Title: Return
Author: Danielle
Rated: .G
Pairing: Dustfinger/Farid
Summary: Every time Farid returns, he's gotten taller. And he's gotten older. (post Inkdeath fic, some spoilers mentioned)
Notes: This was written between 12:30 and 1:15 am. Un-beta'ed. I apologize.
Every time Farid returned from his travels, he was taller. Dustfinger was sure he should have stopped growing ages ago, though he had to remind himself that the Arabic boy was really only barely into his twenties. It seemed much longer than that if he didn't think about it. But that didn't change the way the boy looked at him, eye to eye, their heights equal. The next time, he suspected, he would be surpassed.
"You've gotten taller." Dustfinger smiled and a moment later he was swept into a tight hug. Farid had not outgrown that, he suspected Farid would never outgrow that. But he had learned to awkwardly return the affectionate embrace. As easily as the motion came with Roxanne, he had never quite mastered his own affections for the other man.
That was a strange thought. But a familiar one despite that. Farid had crept into his heart and beyond, in his own way. It had started on an unfamiliar world, it had followed him home and it had followed him beyond death in a way. Who had he been worried about when he came to life? Who had he given himself up for? The man who was still holding him in a tight hug. And that meant something he hadn't quite admitted to himself.
"Perhaps you have shrunk?" Farid's smile matched Dustfinger's and he was suddenly reminded of the repeated accusations by Roxanne. That was a fire that still burnt in her heart. And nothing could convince her otherwise, nothing could take away her conviction that the dark-haired boy was somehow his son.
But he would never have felt the way did about his own son.
"Have you seen the Black Prince?" Dustfinger's travels rarely took him far from Roxanne and Ombra any longer, though he still danced with fire within the city walls. Traveling no longer held the same appeal. But sometimes he wanted to travel; sometimes he wanted to leave again to walk with Farid to see what he saw. Sometimes he wanted to show the world to the boy.

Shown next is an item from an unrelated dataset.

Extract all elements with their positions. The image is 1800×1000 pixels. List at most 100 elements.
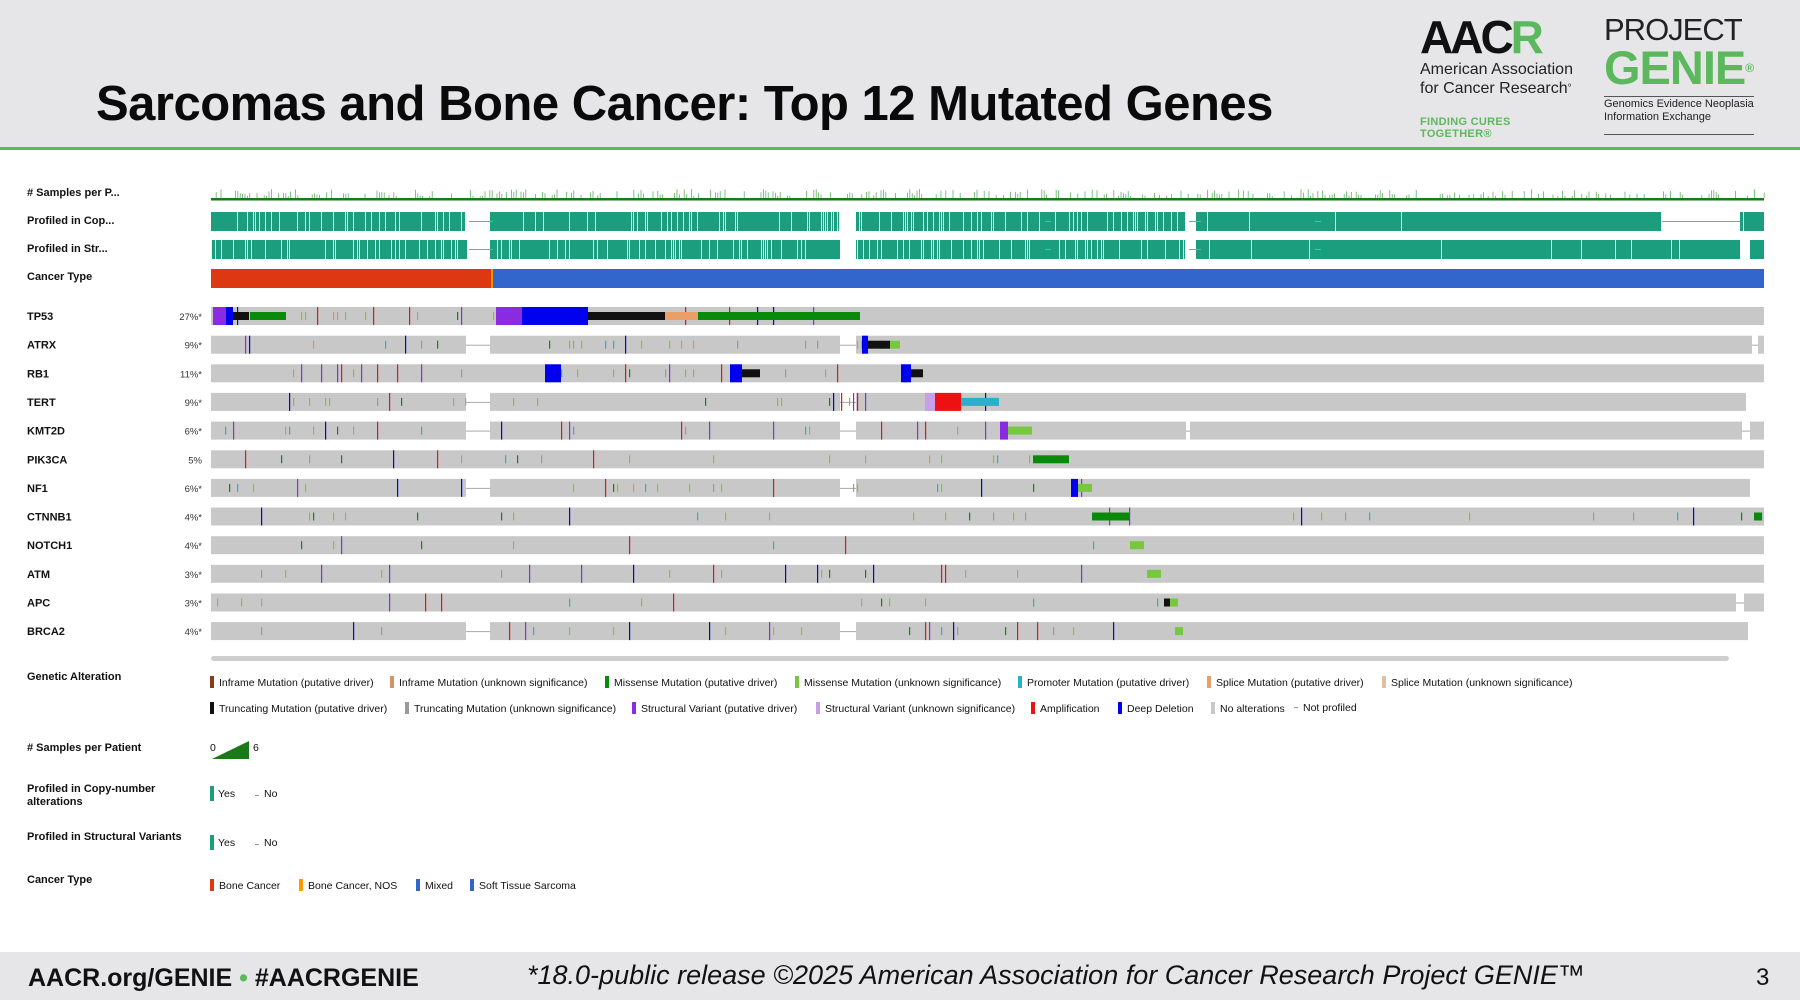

"Not in a few months," Strangely, Farid still had his arms around Dustfinger. "He doesn't travel the paths I travel. I'm trying to trace everything you've told me, all the paths you described. I've seen all the fairies and the fire elves and the deep Wayless Woods where there's no sun at all in the middle of the day." Eagerness filled his voice and soon the descriptions were being drawn out of him, bubbling to the surface.
It wasn't until he was describing the ocean again that he released the other entirely, stepping back to point at an imaginary moon in the sky. Even though the words were almost exactly what Dustfinger had told him all those years and worlds ago, after nightmares and in the darkness, they seemed fascinating nonetheless. The boy's voice changed something, his motions and his bright smile. The joy in his eyes had not dimmed since that last dreadful dimming.

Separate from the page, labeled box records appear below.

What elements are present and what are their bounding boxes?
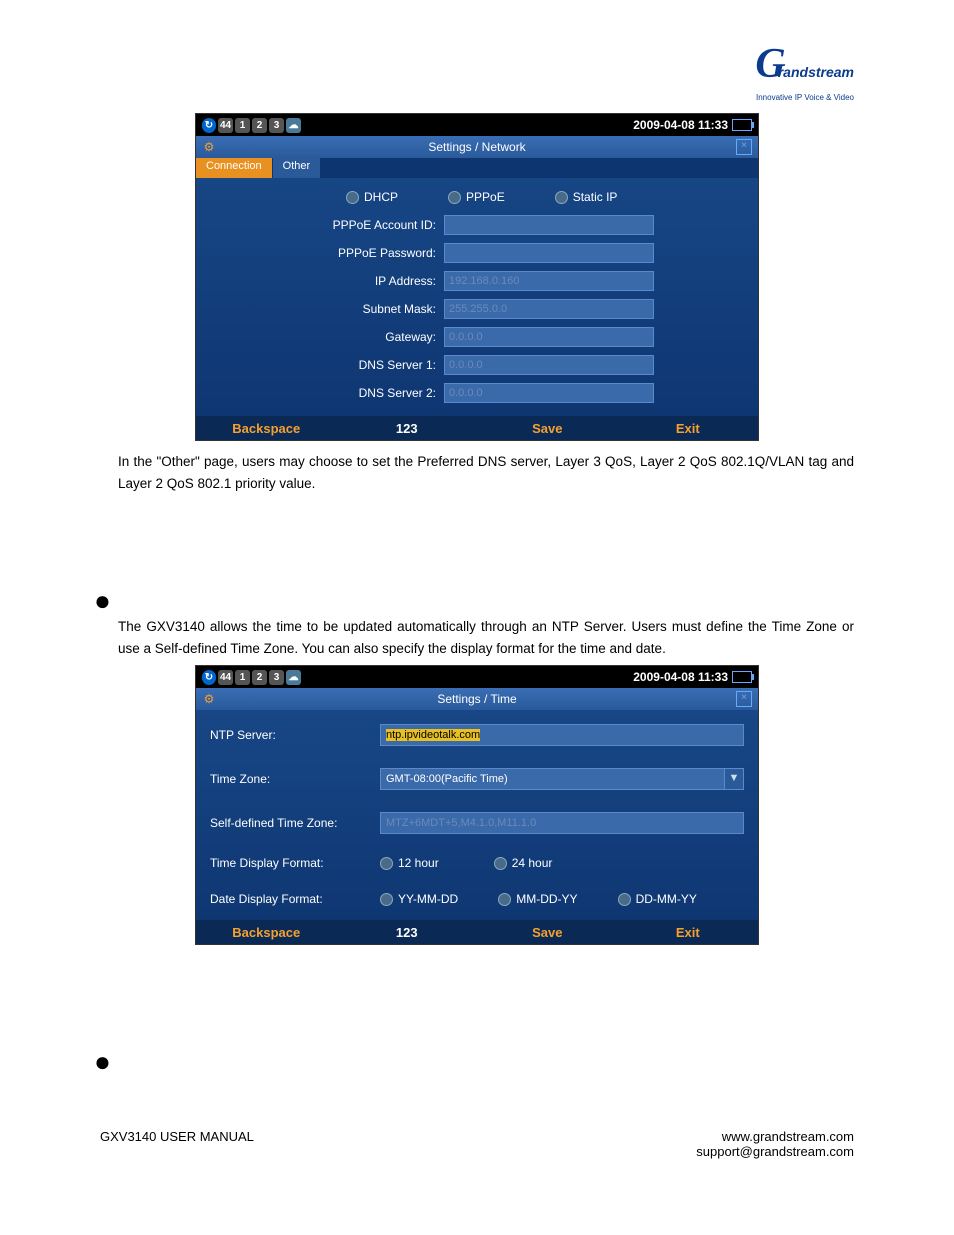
softkey-save[interactable]: Save bbox=[477, 925, 618, 940]
settings-icon: ⚙ bbox=[202, 692, 216, 706]
status-bar: ↻ 44 1 2 3 ☁ 2009-04-08 11:33 bbox=[196, 666, 758, 688]
logo-name: randstream bbox=[778, 64, 854, 80]
radio-24hour[interactable]: 24 hour bbox=[494, 856, 553, 870]
footer-email: support@grandstream.com bbox=[696, 1144, 854, 1159]
input-ip[interactable]: 192.168.0.160 bbox=[444, 271, 654, 291]
time-settings-screen: ↻ 44 1 2 3 ☁ 2009-04-08 11:33 ⚙ Settings… bbox=[195, 665, 759, 945]
refresh-icon: ↻ bbox=[202, 118, 216, 133]
footer-manual-title: GXV3140 USER MANUAL bbox=[100, 1129, 254, 1159]
network-settings-screen: ↻ 44 1 2 3 ☁ 2009-04-08 11:33 ⚙ Settings… bbox=[195, 113, 759, 441]
title-bar: ⚙ Settings / Network × bbox=[196, 136, 758, 158]
tab-bar: Connection Other bbox=[196, 158, 758, 178]
screen-title: Settings / Network bbox=[428, 140, 525, 154]
time-form: NTP Server: ntp.ipvideotalk.com Time Zon… bbox=[196, 710, 758, 920]
status-datetime: 2009-04-08 11:33 bbox=[633, 118, 728, 132]
paragraph-time: The GXV3140 allows the time to be update… bbox=[118, 616, 854, 659]
brand-logo: Grandstream Innovative IP Voice & Video bbox=[100, 40, 854, 103]
label-time-format: Time Display Format: bbox=[210, 856, 380, 870]
battery-icon bbox=[732, 119, 752, 131]
status-num: 44 bbox=[218, 670, 233, 685]
status-num: 3 bbox=[269, 118, 284, 133]
status-num: 1 bbox=[235, 670, 250, 685]
paragraph-other-page: In the "Other" page, users may choose to… bbox=[118, 451, 854, 494]
input-dns1[interactable]: 0.0.0.0 bbox=[444, 355, 654, 375]
label-selfdefined-tz: Self-defined Time Zone: bbox=[210, 816, 380, 830]
input-password[interactable] bbox=[444, 243, 654, 263]
softkey-backspace[interactable]: Backspace bbox=[196, 925, 337, 940]
close-icon[interactable]: × bbox=[736, 691, 752, 707]
radio-pppoe[interactable]: PPPoE bbox=[448, 190, 505, 204]
screen-title: Settings / Time bbox=[437, 692, 516, 706]
softkey-exit[interactable]: Exit bbox=[618, 925, 759, 940]
input-mask[interactable]: 255.255.0.0 bbox=[444, 299, 654, 319]
title-bar: ⚙ Settings / Time × bbox=[196, 688, 758, 710]
softkey-123[interactable]: 123 bbox=[337, 925, 478, 940]
logo-tagline: Innovative IP Voice & Video bbox=[756, 93, 854, 102]
input-ntp[interactable]: ntp.ipvideotalk.com bbox=[380, 724, 744, 746]
radio-mdy[interactable]: MM-DD-YY bbox=[498, 892, 577, 906]
status-bar: ↻ 44 1 2 3 ☁ 2009-04-08 11:33 bbox=[196, 114, 758, 136]
refresh-icon: ↻ bbox=[202, 670, 216, 685]
radio-dhcp[interactable]: DHCP bbox=[346, 190, 398, 204]
label-dns2: DNS Server 2: bbox=[206, 386, 444, 400]
label-date-format: Date Display Format: bbox=[210, 892, 380, 906]
radio-12hour[interactable]: 12 hour bbox=[380, 856, 439, 870]
chevron-down-icon: ▼ bbox=[724, 769, 743, 789]
status-weather-icon: ☁ bbox=[286, 118, 301, 133]
bullet-2: ● bbox=[94, 1055, 854, 1069]
label-dns1: DNS Server 1: bbox=[206, 358, 444, 372]
softkey-bar: Backspace 123 Save Exit bbox=[196, 416, 758, 440]
label-account: PPPoE Account ID: bbox=[206, 218, 444, 232]
status-num: 44 bbox=[218, 118, 233, 133]
page-footer: GXV3140 USER MANUAL www.grandstream.com … bbox=[100, 1129, 854, 1159]
footer-url: www.grandstream.com bbox=[722, 1129, 854, 1144]
label-password: PPPoE Password: bbox=[206, 246, 444, 260]
input-dns2[interactable]: 0.0.0.0 bbox=[444, 383, 654, 403]
input-gateway[interactable]: 0.0.0.0 bbox=[444, 327, 654, 347]
status-num: 1 bbox=[235, 118, 250, 133]
status-icons: ↻ 44 1 2 3 ☁ bbox=[202, 670, 301, 685]
status-weather-icon: ☁ bbox=[286, 670, 301, 685]
status-icons: ↻ 44 1 2 3 ☁ bbox=[202, 118, 301, 133]
radio-dmy[interactable]: DD-MM-YY bbox=[618, 892, 697, 906]
tab-connection[interactable]: Connection bbox=[196, 158, 273, 178]
network-form: DHCP PPPoE Static IP PPPoE Account ID: P… bbox=[196, 178, 758, 416]
status-datetime: 2009-04-08 11:33 bbox=[633, 670, 728, 684]
softkey-backspace[interactable]: Backspace bbox=[196, 421, 337, 436]
radio-static[interactable]: Static IP bbox=[555, 190, 618, 204]
label-ip: IP Address: bbox=[206, 274, 444, 288]
bullet-1: ● bbox=[94, 594, 854, 608]
label-mask: Subnet Mask: bbox=[206, 302, 444, 316]
input-selfdefined-tz[interactable]: MTZ+6MDT+5,M4.1.0,M11.1.0 bbox=[380, 812, 744, 834]
label-timezone: Time Zone: bbox=[210, 772, 380, 786]
softkey-exit[interactable]: Exit bbox=[618, 421, 759, 436]
softkey-bar: Backspace 123 Save Exit bbox=[196, 920, 758, 944]
radio-ymd[interactable]: YY-MM-DD bbox=[380, 892, 458, 906]
close-icon[interactable]: × bbox=[736, 139, 752, 155]
status-num: 3 bbox=[269, 670, 284, 685]
softkey-save[interactable]: Save bbox=[477, 421, 618, 436]
label-ntp: NTP Server: bbox=[210, 728, 380, 742]
select-timezone[interactable]: GMT-08:00(Pacific Time)▼ bbox=[380, 768, 744, 790]
input-account[interactable] bbox=[444, 215, 654, 235]
softkey-123[interactable]: 123 bbox=[337, 421, 478, 436]
label-gateway: Gateway: bbox=[206, 330, 444, 344]
tab-other[interactable]: Other bbox=[273, 158, 322, 178]
status-num: 2 bbox=[252, 670, 267, 685]
battery-icon bbox=[732, 671, 752, 683]
status-num: 2 bbox=[252, 118, 267, 133]
settings-icon: ⚙ bbox=[202, 140, 216, 154]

Night had fallen by the time the stories had ended and both men had settled on the ground, sitting together. It was automatic the way Farid had scooted up beside him, the way Dustfinger had leaned back against the trunk of the tree and the way they almost touched. Neither moved despite the cool wind, though Faird shivered after a moment. Before he could draw fire from his fingertips, Dustfinger had carefully draped his jacket over him.
Before he could release the jacket, Farid's fingers closed around his hand. And before he could lean away, those dark lips were pressed up against. Fire mingled with fire, flames together as he was pulled closer, hugged through his own jacket and not released until dawn had come between their heat and light.